This year’s Get Out & Vote rally hosted a kick-off concert sponsored by Maryland organizations Black Girls Vote, Young Gets It Done, and 1199 SEIU, to focus on encouraging millennials everywhere to vote, no matter the political party, at Morgan State University. The traditional political campaigns typically miss the mark in terms of relating to and reaching the millennial audience, and the midterm elections are a big deal, especially in today’s climate with everything that has been going on.
Young Gets It Done came up with a way to energize millennial voters, to get out and vote for the midterm elections. The thought was, to bring together some of today’s cultural influencers, that the youth demographic target adheres to. Using Hip-hop’s biggest stars has a way of engaging younger voters, and we must say, that the rally was well planned and executed. It was a wonderful time to socialize as well as ensure that millennials head to the polls this month.
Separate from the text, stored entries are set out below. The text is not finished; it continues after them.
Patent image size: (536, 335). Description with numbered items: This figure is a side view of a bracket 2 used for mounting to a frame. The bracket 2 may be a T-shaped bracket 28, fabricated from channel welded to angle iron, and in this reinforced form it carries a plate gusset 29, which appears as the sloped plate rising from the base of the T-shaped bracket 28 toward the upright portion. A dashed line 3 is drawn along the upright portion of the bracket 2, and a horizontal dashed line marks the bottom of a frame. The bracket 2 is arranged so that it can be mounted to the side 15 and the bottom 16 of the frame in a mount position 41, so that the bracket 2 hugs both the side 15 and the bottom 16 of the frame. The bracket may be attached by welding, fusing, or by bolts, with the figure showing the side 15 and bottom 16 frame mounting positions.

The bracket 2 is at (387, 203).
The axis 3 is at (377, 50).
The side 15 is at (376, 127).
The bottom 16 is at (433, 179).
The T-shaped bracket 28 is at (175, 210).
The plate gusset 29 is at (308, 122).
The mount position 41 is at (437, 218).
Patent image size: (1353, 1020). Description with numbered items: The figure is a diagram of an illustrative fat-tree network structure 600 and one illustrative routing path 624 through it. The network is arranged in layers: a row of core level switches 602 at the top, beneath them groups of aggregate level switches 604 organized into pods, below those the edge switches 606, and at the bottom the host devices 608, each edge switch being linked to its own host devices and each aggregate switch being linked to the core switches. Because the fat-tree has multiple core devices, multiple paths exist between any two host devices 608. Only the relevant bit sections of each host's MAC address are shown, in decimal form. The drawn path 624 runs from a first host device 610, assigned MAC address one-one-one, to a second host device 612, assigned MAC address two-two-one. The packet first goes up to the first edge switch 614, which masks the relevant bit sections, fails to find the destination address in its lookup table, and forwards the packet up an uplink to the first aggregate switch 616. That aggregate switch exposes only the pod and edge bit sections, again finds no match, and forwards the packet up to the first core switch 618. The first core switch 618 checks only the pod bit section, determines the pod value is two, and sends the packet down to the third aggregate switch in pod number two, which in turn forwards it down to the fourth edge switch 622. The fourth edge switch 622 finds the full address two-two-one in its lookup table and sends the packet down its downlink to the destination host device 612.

We had a chance to catch up with the Young Gets It Done founder, Marvin Bing, as well as hip hop artists, Dave East, G Herbo, and Ari Lennox.
MillBuzz: Marvin, what inspired you to curate the YGID movement?
Bing: I felt there was a huge gap (intentional or not) with how campaigns, campaign consultants, candidates, and political parties decide who to target what communities to “organize”, in as well as create marketing strategies, and I found that almost all of them never speak to the particular parts of the black community that are young, non-traditional, inner city, non-apolitical, or have a degree from prestigious (that they would consider anyway) institutions. I felt the “sleeping majority”, is our young non-traditional voters of color, and we needed to be intentional about speaking to them in a language they understand.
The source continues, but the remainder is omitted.